Fig 11.09.png
Figure 11.9. Carbohydrate economy in developing fruit is derived by import and recycling of photoassimilates between different metabolic compartments. Sucrose or less commonly other forms of translocated carbon (Table 11.1) arrive via phloem conduits and are loaded into cytoplasmic compartments. As shown schematically, carbohydrate can then be partitioned to vacuolar storage or converted to other sugars and, in the form of hexose phosphate, transferred to plastids where it is used to synthesise starch. Each step is reversible, and as happens during ripening, starch in plastids is transformed back to sugars that subsequently accumulate in vacuoles as indicated. Other specialised organelles (oleosomes) store lipids while mitochondria draw upon imported and locally fixed carbon for ATP generation. (Original diagram courtesy R.L. Bieleski)

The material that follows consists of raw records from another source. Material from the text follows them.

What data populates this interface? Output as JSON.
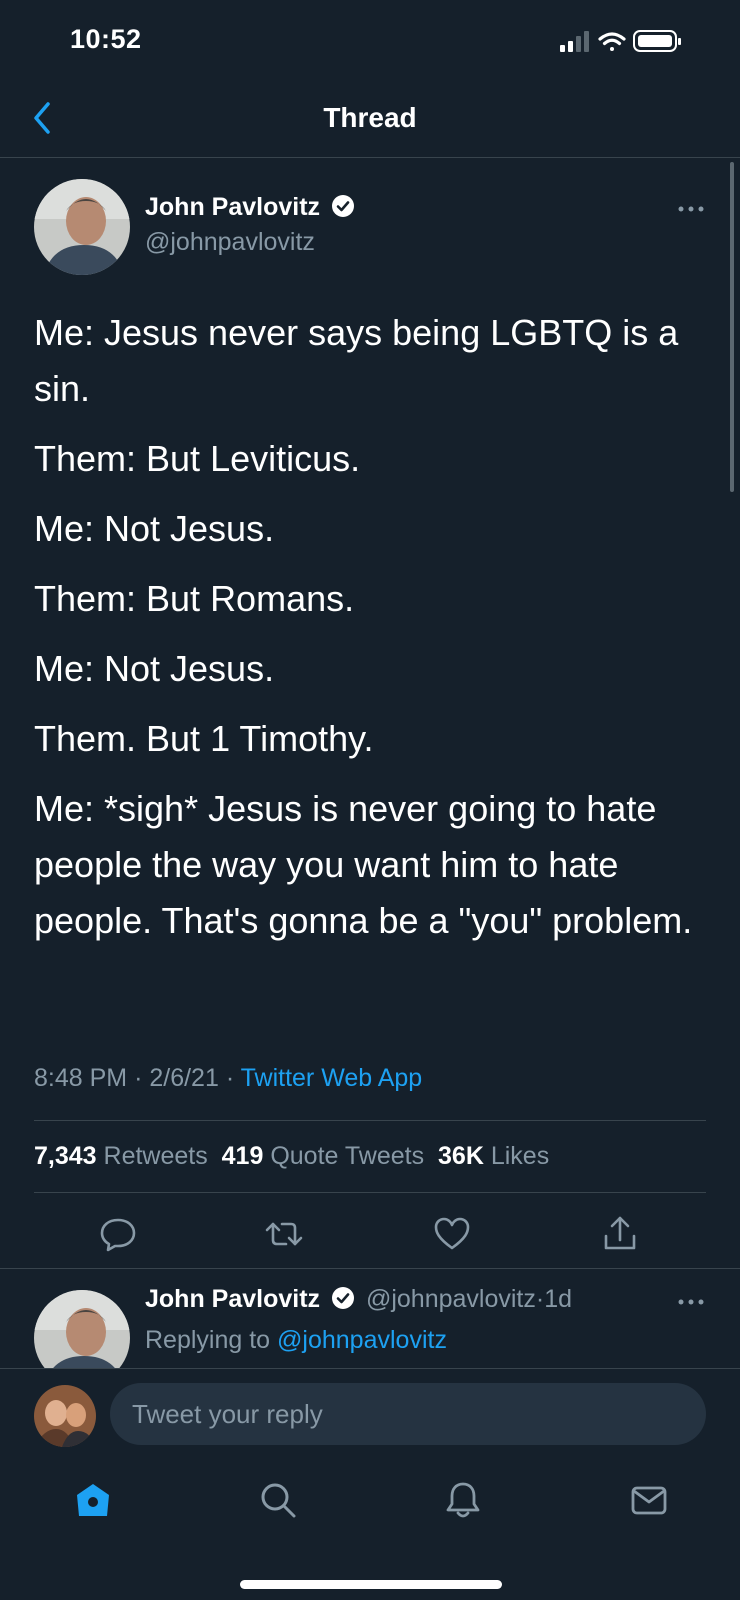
{
  "status_bar": {
    "time": "10:52"
  },
  "header": {
    "title": "Thread"
  },
  "main_tweet": {
    "author_name": "John Pavlovitz",
    "author_handle": "@johnpavlovitz",
    "body": [
      "Me: Jesus never says being LGBTQ is a sin.",
      "Them: But Leviticus.",
      "Me: Not Jesus.",
      "Them: But Romans.",
      "Me: Not Jesus.",
      "Them. But 1 Timothy.",
      "Me: *sigh* Jesus is never going to hate people the way you want him to hate people. That's gonna be a \"you\" problem."
    ],
    "time": "8:48 PM",
    "date": "2/6/21",
    "separator": "·",
    "source": "Twitter Web App",
    "stats": {
      "retweets_count": "7,343",
      "retweets_label": "Retweets",
      "quotes_count": "419",
      "quotes_label": "Quote Tweets",
      "likes_count": "36K",
      "likes_label": "Likes"
    }
  },
  "reply_tweet": {
    "author_name": "John Pavlovitz",
    "author_handle": "@johnpavlovitz",
    "separator": "·",
    "age": "1d",
    "replying_prefix": "Replying to",
    "replying_handle": "@johnpavlovitz"
  },
  "composer": {
    "placeholder": "Tweet your reply"
  },
  "icons": {
    "back": "chevron-left-icon",
    "verified": "verified-badge-icon",
    "more": "more-dots-icon",
    "reply": "comment-icon",
    "retweet": "retweet-icon",
    "like": "heart-icon",
    "share": "share-icon",
    "home": "home-icon",
    "search": "search-icon",
    "notifications": "bell-icon",
    "messages": "mail-icon"
  },
  "colors": {
    "background": "#15202b",
    "accent": "#1da1f2",
    "muted": "#8899a6",
    "divider": "#38444d"
  }
}
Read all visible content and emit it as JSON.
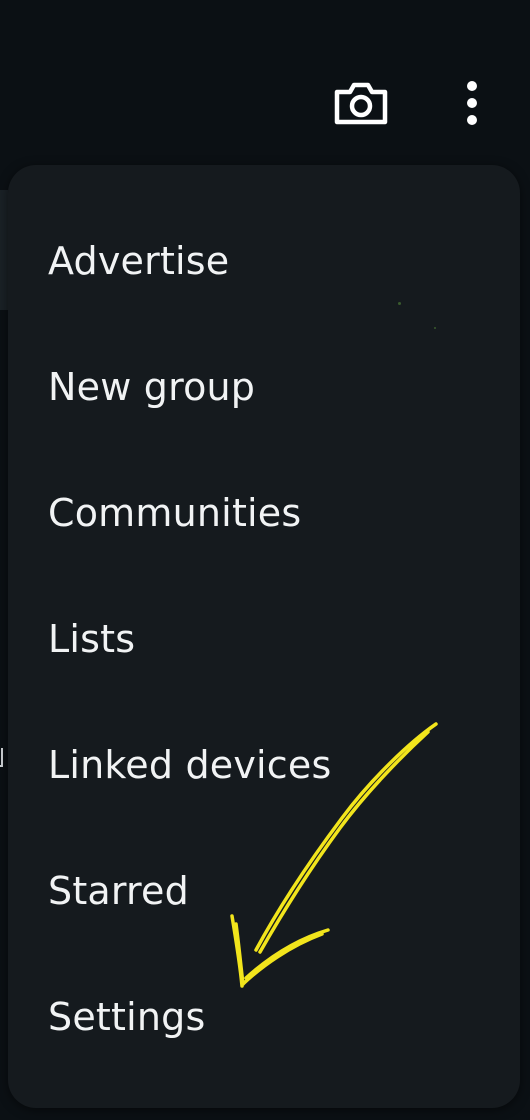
{
  "top_bar": {
    "icons": [
      "camera-icon",
      "more-vert-icon"
    ],
    "icon_color": "#ffffff"
  },
  "menu": {
    "background": "#151a1e",
    "items": [
      {
        "label": "Advertise"
      },
      {
        "label": "New group"
      },
      {
        "label": "Communities"
      },
      {
        "label": "Lists"
      },
      {
        "label": "Linked devices"
      },
      {
        "label": "Starred"
      },
      {
        "label": "Settings"
      }
    ]
  },
  "annotation": {
    "type": "hand-drawn arrow",
    "color": "#f2e51c",
    "points_to": "Settings"
  }
}
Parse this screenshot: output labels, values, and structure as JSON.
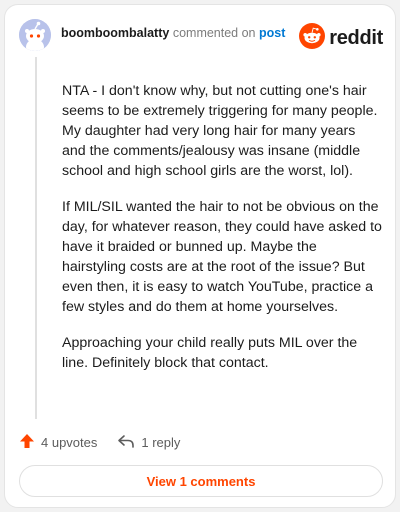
{
  "header": {
    "username": "boomboombalatty",
    "action": "commented on",
    "post_link": "post",
    "brand": "reddit"
  },
  "comment": {
    "paragraphs": [
      "NTA - I don't know why, but not cutting one's hair seems to be extremely triggering for many people. My daughter had very long hair for many years and the comments/jealousy was insane (middle school and high school girls are the worst, lol).",
      "If MIL/SIL wanted the hair to not be obvious on the day, for whatever reason, they could have asked to have it braided or bunned up. Maybe the hairstyling costs are at the root of the issue? But even then, it is easy to watch YouTube, practice a few styles and do them at home yourselves.",
      "Approaching your child really puts MIL over the line. Definitely block that contact."
    ]
  },
  "actions": {
    "upvotes": "4 upvotes",
    "reply": "1 reply"
  },
  "view_button": "View 1 comments",
  "colors": {
    "accent": "#ff4500",
    "link": "#0079d3",
    "avatar_bg": "#b8c2ea"
  },
  "icons": [
    "snoo-avatar-icon",
    "reddit-logo-icon",
    "upvote-arrow-icon",
    "reply-arrow-icon"
  ]
}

During development, photoassimilate is stored in fruit (and other sink organs such as root vegetables, seeds and flowers) in either a soluble or insoluble form (Figure 11.9). Fruit that store carbon in a soluble form (e.g. berry fruit, peach, persimmon, melon, grape, citrus) need to remain on the plant until nearly ripe if they are to survive postharvest storage and meet customer expectations. In most cases the major and rapid increase in soluble sugar content does not occur until late in development, signalling the beginning of ripening. Because the sugar source is the parent plant, harvesting such fruit too early reduces their final sugar content to unacceptable levels. In contrast, there are other fruit that store their carbon in insoluble forms, particularly starch. This allows greater efficiency in accumulating carbon, as the storage product is more compact, osmotically inactive and better segregated from metabolic processes. Examples are avocado, which stores carbon as both starch and lipid, and kiwifruit, apple, pear, mango, papaya and banana, all of which store carbon as starch.

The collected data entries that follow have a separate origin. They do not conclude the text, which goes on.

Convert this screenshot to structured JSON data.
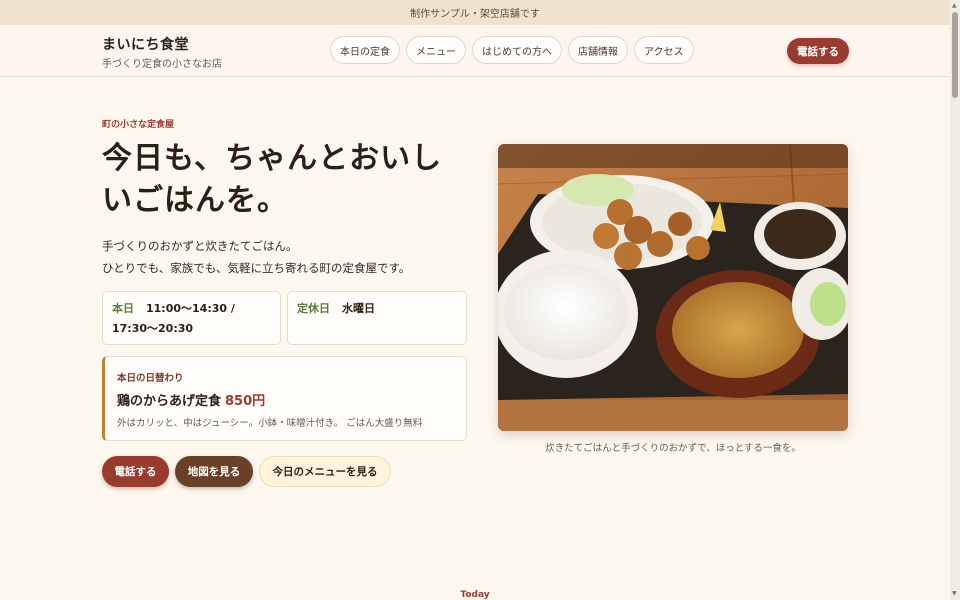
{
  "notice": "制作サンプル・架空店舗です",
  "header": {
    "brand_title": "まいにち食堂",
    "brand_sub": "手づくり定食の小さなお店",
    "nav": [
      "本日の定食",
      "メニュー",
      "はじめての方へ",
      "店舗情報",
      "アクセス"
    ],
    "call_label": "電話する"
  },
  "hero": {
    "eyebrow": "町の小さな定食屋",
    "headline_line1": "今日も、ちゃんとおいし",
    "headline_line2": "いごはんを。",
    "lead_line1": "手づくりのおかずと炊きたてごはん。",
    "lead_line2": "ひとりでも、家族でも、気軽に立ち寄れる町の定食屋です。",
    "hours_label": "本日",
    "hours_line1": "11:00〜14:30 /",
    "hours_line2": "17:30〜20:30",
    "closed_label": "定休日",
    "closed_value": "水曜日",
    "special_label": "本日の日替わり",
    "special_name": "鶏のからあげ定食",
    "special_price": "850円",
    "special_desc": "外はカリッと、中はジューシー。小鉢・味噌汁付き。 ごはん大盛り無料",
    "buttons": {
      "call": "電話する",
      "map": "地図を見る",
      "menu": "今日のメニューを見る"
    },
    "photo_caption": "炊きたてごはんと手づくりのおかずで、ほっとする一食を。"
  },
  "next_section_eyebrow": "Today",
  "colors": {
    "accent": "#9a3b30",
    "brown": "#6a4028",
    "background": "#fdf8ef",
    "green_label": "#5a7a3a"
  }
}
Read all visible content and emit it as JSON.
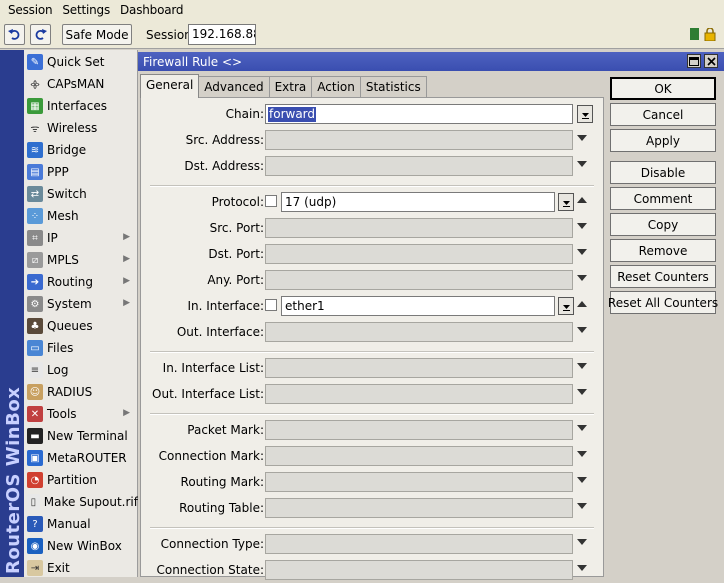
{
  "menu": {
    "session": "Session",
    "settings": "Settings",
    "dashboard": "Dashboard"
  },
  "toolbar": {
    "safe_mode": "Safe Mode",
    "session_label": "Session:",
    "session_value": "192.168.88.1"
  },
  "vertical_brand": "RouterOS WinBox",
  "sidebar": {
    "items": [
      {
        "label": "Quick Set",
        "icon": "quick-set-icon"
      },
      {
        "label": "CAPsMAN",
        "icon": "capsman-icon"
      },
      {
        "label": "Interfaces",
        "icon": "interfaces-icon"
      },
      {
        "label": "Wireless",
        "icon": "wireless-icon"
      },
      {
        "label": "Bridge",
        "icon": "bridge-icon"
      },
      {
        "label": "PPP",
        "icon": "ppp-icon"
      },
      {
        "label": "Switch",
        "icon": "switch-icon"
      },
      {
        "label": "Mesh",
        "icon": "mesh-icon"
      },
      {
        "label": "IP",
        "icon": "ip-icon",
        "submenu": true
      },
      {
        "label": "MPLS",
        "icon": "mpls-icon",
        "submenu": true
      },
      {
        "label": "Routing",
        "icon": "routing-icon",
        "submenu": true
      },
      {
        "label": "System",
        "icon": "system-icon",
        "submenu": true
      },
      {
        "label": "Queues",
        "icon": "queues-icon"
      },
      {
        "label": "Files",
        "icon": "files-icon"
      },
      {
        "label": "Log",
        "icon": "log-icon"
      },
      {
        "label": "RADIUS",
        "icon": "radius-icon"
      },
      {
        "label": "Tools",
        "icon": "tools-icon",
        "submenu": true
      },
      {
        "label": "New Terminal",
        "icon": "terminal-icon"
      },
      {
        "label": "MetaROUTER",
        "icon": "metarouter-icon"
      },
      {
        "label": "Partition",
        "icon": "partition-icon"
      },
      {
        "label": "Make Supout.rif",
        "icon": "supout-icon"
      },
      {
        "label": "Manual",
        "icon": "manual-icon"
      },
      {
        "label": "New WinBox",
        "icon": "winbox-icon"
      },
      {
        "label": "Exit",
        "icon": "exit-icon"
      }
    ]
  },
  "window": {
    "title": "Firewall Rule <>",
    "tabs": [
      "General",
      "Advanced",
      "Extra",
      "Action",
      "Statistics"
    ],
    "fields": {
      "chain": {
        "label": "Chain:",
        "value": "forward"
      },
      "src_address": "Src. Address:",
      "dst_address": "Dst. Address:",
      "protocol": {
        "label": "Protocol:",
        "value": "17 (udp)"
      },
      "src_port": "Src. Port:",
      "dst_port": "Dst. Port:",
      "any_port": "Any. Port:",
      "in_interface": {
        "label": "In. Interface:",
        "value": "ether1"
      },
      "out_interface": "Out. Interface:",
      "in_interface_list": "In. Interface List:",
      "out_interface_list": "Out. Interface List:",
      "packet_mark": "Packet Mark:",
      "connection_mark": "Connection Mark:",
      "routing_mark": "Routing Mark:",
      "routing_table": "Routing Table:",
      "connection_type": "Connection Type:",
      "connection_state": "Connection State:"
    },
    "buttons": {
      "ok": "OK",
      "cancel": "Cancel",
      "apply": "Apply",
      "disable": "Disable",
      "comment": "Comment",
      "copy": "Copy",
      "remove": "Remove",
      "reset_counters": "Reset Counters",
      "reset_all_counters": "Reset All Counters"
    }
  },
  "colors": {
    "title_bar": "#3a4eb0",
    "brand_bar": "#2a3d8f",
    "safe_status": "#2e7d32",
    "lock": "#d8a800"
  }
}
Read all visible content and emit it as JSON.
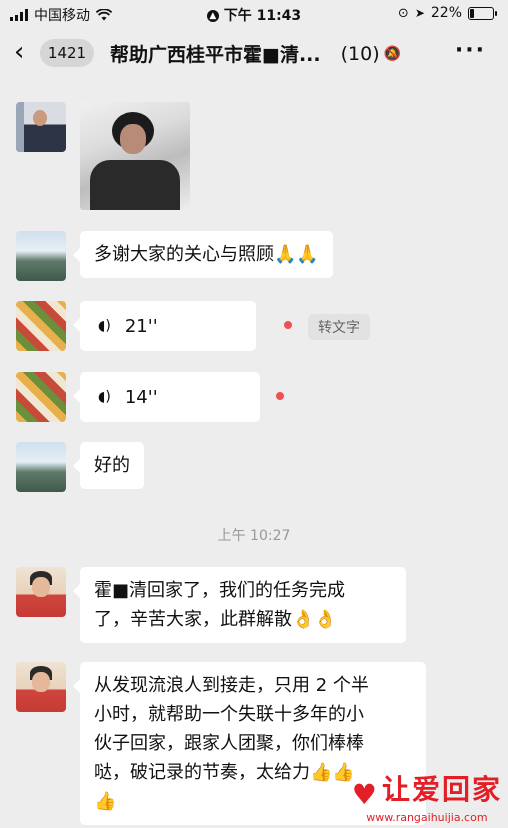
{
  "status": {
    "carrier": "中国移动",
    "time": "下午 11:43",
    "battery": "22%",
    "battery_level": 0.22
  },
  "nav": {
    "back_icon": "chevron-left-icon",
    "unread_count": "1421",
    "title": "帮助广西桂平市霍■清...",
    "member_count": "(10)",
    "more_icon": "more-dots-icon"
  },
  "messages": [
    {
      "type": "image"
    },
    {
      "type": "text",
      "text": "多谢大家的关心与照顾🙏🙏"
    },
    {
      "type": "voice",
      "duration": "21''",
      "unread": true,
      "action": "转文字"
    },
    {
      "type": "voice",
      "duration": "14''",
      "unread": true
    },
    {
      "type": "text",
      "text": "好的"
    }
  ],
  "timestamp": "上午 10:27",
  "later_messages": [
    {
      "type": "text",
      "lines": [
        "霍■清回家了，我们的任务完成",
        "了，辛苦大家，此群解散👌👌"
      ]
    },
    {
      "type": "text",
      "lines": [
        "从发现流浪人到接走，只用 2 个半",
        "小时，就帮助一个失联十多年的小",
        "伙子回家，跟家人团聚，你们棒棒",
        "哒，破记录的节奏，太给力👍👍",
        "👍"
      ]
    }
  ],
  "watermark": {
    "brand": "让爱回家",
    "url": "www.rangaihuijia.com"
  },
  "colors": {
    "background": "#ededed",
    "bubble": "#ffffff",
    "unread_dot": "#f05050",
    "watermark": "#e21f26"
  }
}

In fruit that store carbon as sugars and organic acids during development, colour changes followed by the initiation of softening signal that fruit are becoming mature and ready to harvest. The challenge facing postharvest physiologists is to assess when such fruit are still sufficiently firm to allow easy handling and storage, but have enough sugar for a true ripe flavour to develop. A developing crop is typically monitored with a simple refractometer test (soluble solids concentration based on refractive index of expressed juice). In grape, a rapid rise in sugar content (beginning at ‘veraison’) may need to reach SSC values of around 20% (with, say, 17% sugar and 2% acid as the main soluble components) before a successful harvest can be assured.
There is more to good flavour than high sugar content, with sugar to acid ratio being particularly important, so that a combination of SSC to acid ratio with a minimum SSC level may be required. For example, New Zealand mandarins may not be exported to Japan if the SSC to acid ratio is below 10 (when the proportion of acid is too high). In other crops such as melon, the acid component is unimportant, and sugar content primarily dictates fruit quality.

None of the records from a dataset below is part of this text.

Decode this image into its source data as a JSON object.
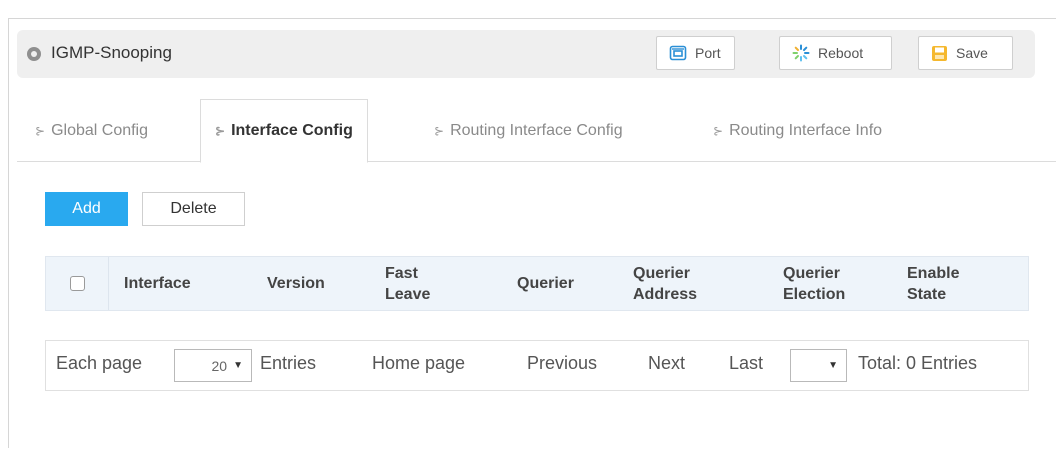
{
  "header": {
    "title": "IGMP-Snooping",
    "buttons": [
      {
        "label": "Port",
        "icon": "port-icon"
      },
      {
        "label": "Reboot",
        "icon": "reboot-icon"
      },
      {
        "label": "Save",
        "icon": "save-icon"
      }
    ]
  },
  "tabs": [
    {
      "label": "Global Config",
      "active": false
    },
    {
      "label": "Interface Config",
      "active": true
    },
    {
      "label": "Routing Interface Config",
      "active": false
    },
    {
      "label": "Routing Interface Info",
      "active": false
    }
  ],
  "actions": {
    "add_label": "Add",
    "delete_label": "Delete"
  },
  "table": {
    "columns": [
      {
        "line1": "Interface",
        "line2": ""
      },
      {
        "line1": "Version",
        "line2": ""
      },
      {
        "line1": "Fast",
        "line2": "Leave"
      },
      {
        "line1": "Querier",
        "line2": ""
      },
      {
        "line1": "Querier",
        "line2": "Address"
      },
      {
        "line1": "Querier",
        "line2": "Election"
      },
      {
        "line1": "Enable",
        "line2": "State"
      }
    ]
  },
  "pager": {
    "each_page": "Each page",
    "page_size": "20",
    "entries": "Entries",
    "home": "Home page",
    "previous": "Previous",
    "next": "Next",
    "last": "Last",
    "page_select": "",
    "total": "Total: 0 Entries"
  },
  "colors": {
    "accent": "#29a9ef",
    "header_bg": "#efefef",
    "table_header_bg": "#eef4fa"
  }
}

In fruit that store carbon as starch, time of picking is less dependent on sugar content, since a doubling or more of sugar concentration by starch hydrolysis can still take place after the fruit are picked. Once starch utilisation has started, fruit can be picked without much detriment to final eating quality. SSC measurements alone are then insufficient, and measurements of total solids, dry matter, oil content and starch concentration are used as well. For example, in kiwifruit sequential measurements of SSC are combined with dry matter measurements; in apple and pear, the pattern of starch distribution within the fruit is recorded along with SSC and ethylene measurements; in mango, total solids (and fruit shape, flesh colour and firmness) are recorded; in papaya, colour changes and sequential SSC measurements are recorded; in avocado, dry matter, sometimes in combination with oil content, is used. In banana, shape or ‘fullness’ of fruit is an important criterion rather than starch level because bananas can be harvested over a remarkably wide range of maturities and still ripen satisfactorily.
Thus, when fruit store carbon in insoluble forms, they can often be harvested while still hard, lending greater flexibility to postharvest handling and ensuring a longer storage life.